The ethics of animal research
In this course you were introduced to a number of ethics principles that apply to research on human participants. These include informed consent from participants, ensuring their right to withdraw, protecting their welfare and evaluating the costs and benefits of the study.
Which of these do not apply to animals?
Of course, animals cannot give informed consent, and, given that most are kept in captivity anyway, the ‘right to withdraw’ does not really apply.
However, there are separate ethical guidelines for work with animals, which are also issued by the British Psychological Society.
They include provisions such as:
- The ‘smallest number of animals sufficient to accomplish the research goals’ should be used in any study.
- The costs and benefits of any study must be carefully evaluated.

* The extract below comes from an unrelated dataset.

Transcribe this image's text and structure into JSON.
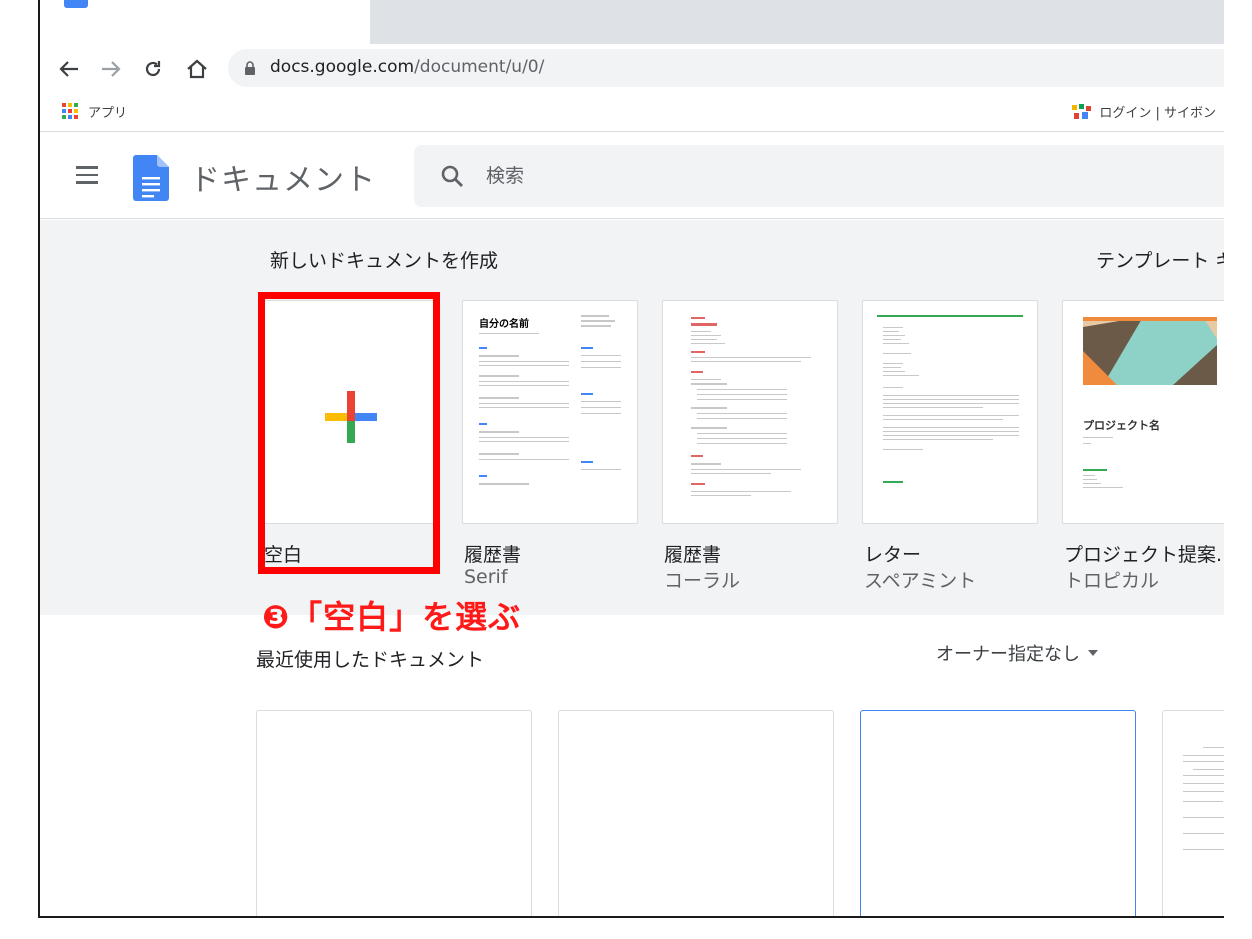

- The welfare of the animal must be taken into account and researchers must ‘seek to minimise any pain, suffering or distress that might arise’ from any experiment.
- Researchers should use alternatives to animal research whenever possible, including data collected by other researchers, lower species (leeches, cell cultures, etc.) or, increasingly, computer simulations.
What emerges from these studies are the ‘3 Rs’ of animal research. These are to:
- refine procedures to minimise suffering
- reduce the number of individual animals used
- replace animals with other alternatives.
These guidelines are interpreted and applied by ethics committees of research institutions and other bodies (including the Home Office) that grant special licences for keeping animals and using them in research.